Les paroles de Hollywood Blues, même si elles ont été plus que probablement écrites à propos de la fragilité de la gloire hollywoodienne, peuvent sonner comme un aveu de la part d’un musicien porté au pinacle pendant les années 80 pour le force visionnaire de sa musique, et ayant perdu depuis à peu près tous les oripeaux de rock’n’roll star dont on l’avait revêtu : « I’ve been in this game too long to not know whеn I’m losing / Started out so fine and strong, thought by this time I’d bе cruising / I’m holding onto my sanity, man, but it’s getting hard to fake It » (Je suis dans ce jeu depuis trop longtemps pour ne pas savoir quand je suis en train de perdre / J’ai commencé si bien et fort, je pensais qu’aujourd’hui je serais tranquille / Je m’accroche à ma santé mentale, mec, mais ça devient difficile de faire semblant)

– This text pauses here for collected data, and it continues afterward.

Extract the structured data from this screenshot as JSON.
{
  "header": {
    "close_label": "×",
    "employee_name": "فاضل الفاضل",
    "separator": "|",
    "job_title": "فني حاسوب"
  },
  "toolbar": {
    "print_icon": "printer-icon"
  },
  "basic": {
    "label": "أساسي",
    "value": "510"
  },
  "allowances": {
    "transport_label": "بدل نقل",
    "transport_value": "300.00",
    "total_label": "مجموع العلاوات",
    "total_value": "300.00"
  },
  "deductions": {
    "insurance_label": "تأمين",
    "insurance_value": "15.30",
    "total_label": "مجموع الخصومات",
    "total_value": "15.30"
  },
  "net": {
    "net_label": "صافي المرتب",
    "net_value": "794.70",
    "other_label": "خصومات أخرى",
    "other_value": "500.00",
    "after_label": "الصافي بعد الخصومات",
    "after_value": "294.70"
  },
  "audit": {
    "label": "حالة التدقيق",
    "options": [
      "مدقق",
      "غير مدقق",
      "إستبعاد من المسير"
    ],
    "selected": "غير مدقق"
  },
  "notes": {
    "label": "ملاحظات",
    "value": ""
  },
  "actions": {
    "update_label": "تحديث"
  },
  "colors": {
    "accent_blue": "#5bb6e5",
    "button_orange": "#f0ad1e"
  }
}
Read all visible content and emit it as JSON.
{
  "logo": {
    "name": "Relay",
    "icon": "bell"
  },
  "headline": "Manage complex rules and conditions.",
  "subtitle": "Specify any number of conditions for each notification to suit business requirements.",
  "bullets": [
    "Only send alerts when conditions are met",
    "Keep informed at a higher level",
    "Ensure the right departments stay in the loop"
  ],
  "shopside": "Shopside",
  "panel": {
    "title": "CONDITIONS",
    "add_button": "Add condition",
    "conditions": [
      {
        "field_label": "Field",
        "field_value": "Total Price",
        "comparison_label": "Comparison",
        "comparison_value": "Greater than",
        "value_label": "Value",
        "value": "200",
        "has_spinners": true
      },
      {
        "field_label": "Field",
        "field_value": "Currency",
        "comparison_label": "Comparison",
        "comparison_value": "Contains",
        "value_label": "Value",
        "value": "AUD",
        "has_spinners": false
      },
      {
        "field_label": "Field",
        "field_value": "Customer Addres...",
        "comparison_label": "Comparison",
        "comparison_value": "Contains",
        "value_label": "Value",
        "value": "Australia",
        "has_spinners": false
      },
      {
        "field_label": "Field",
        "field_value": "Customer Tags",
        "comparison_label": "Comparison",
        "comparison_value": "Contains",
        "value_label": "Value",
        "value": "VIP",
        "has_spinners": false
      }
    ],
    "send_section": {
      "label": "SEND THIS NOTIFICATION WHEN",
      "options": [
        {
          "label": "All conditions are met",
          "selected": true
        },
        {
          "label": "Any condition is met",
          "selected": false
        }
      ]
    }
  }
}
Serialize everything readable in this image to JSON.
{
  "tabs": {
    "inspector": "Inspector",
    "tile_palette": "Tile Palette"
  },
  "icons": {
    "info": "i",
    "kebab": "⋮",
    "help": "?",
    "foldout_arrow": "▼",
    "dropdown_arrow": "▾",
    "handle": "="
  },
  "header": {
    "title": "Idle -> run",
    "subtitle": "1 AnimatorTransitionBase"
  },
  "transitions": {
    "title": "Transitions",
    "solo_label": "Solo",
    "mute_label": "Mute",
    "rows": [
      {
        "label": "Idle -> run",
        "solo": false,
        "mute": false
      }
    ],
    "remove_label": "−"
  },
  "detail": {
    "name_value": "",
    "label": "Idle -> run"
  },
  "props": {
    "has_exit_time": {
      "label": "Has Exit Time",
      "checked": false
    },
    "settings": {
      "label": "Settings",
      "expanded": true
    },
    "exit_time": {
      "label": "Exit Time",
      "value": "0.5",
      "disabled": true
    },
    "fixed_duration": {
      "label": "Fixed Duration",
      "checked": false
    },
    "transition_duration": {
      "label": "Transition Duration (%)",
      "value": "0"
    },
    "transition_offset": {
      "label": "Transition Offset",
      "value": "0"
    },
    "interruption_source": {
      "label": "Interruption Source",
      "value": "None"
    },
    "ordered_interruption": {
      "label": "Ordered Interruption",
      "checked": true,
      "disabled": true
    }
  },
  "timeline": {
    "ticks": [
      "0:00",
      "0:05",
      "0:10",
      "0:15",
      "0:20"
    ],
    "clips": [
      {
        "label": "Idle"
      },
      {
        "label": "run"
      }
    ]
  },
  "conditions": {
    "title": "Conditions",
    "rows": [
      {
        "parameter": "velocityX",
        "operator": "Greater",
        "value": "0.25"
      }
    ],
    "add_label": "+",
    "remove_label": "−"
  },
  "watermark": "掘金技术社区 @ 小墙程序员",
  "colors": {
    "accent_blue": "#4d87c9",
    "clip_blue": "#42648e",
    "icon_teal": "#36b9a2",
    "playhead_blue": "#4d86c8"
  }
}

In My Dreams est un amusant « speaking words » qui célèbre tout un pan de notre mythologie (commune) rock’n’roll : Iggy Pop y croise Amy Winehouse, et c’est touchant. On pense d’ailleurs un peu aux chroniques qu’Elliott Murphy publie en ce moment sur les réseaux sociaux où il décrit ses aventures Rock avec ses pairs, ses idoles, vécues pendant ses rêves ! Après tout, quand la nostalgie d’une époque plus glorieuse pour le Rock est évoquée avec cette tendresse et cet humour, il n’y a rien à redire !
Once We’re Brothers est une réécriture très émouvante, autorisée par Robbie Robertson, qui y participe d’ailleurs, de l’une de ses chansons « classique ». Et l’album se referme sur une version de quasi 10 minutes de Passing Through, un classique country des années 40, que Mike Scott s’approprie complètement avec des paroles plus politiques, et avec l’aide d’un chœur gospel qui élève la chanson vers un lyrisme plus en ligne avec le « style Waterboys ».
Le résultat est un album agréable, trouvant un juste équilibre entre d’un côté une réflexion sur le temps qui passe, l’âge qui vient, les souvenirs d’une vie qui semble parfois meilleure, et de l’autre la nécessité de ne pas baisser la garde, et de continuer à brandir la bannière des idéaux du Rock, fut-il désormais « classique ».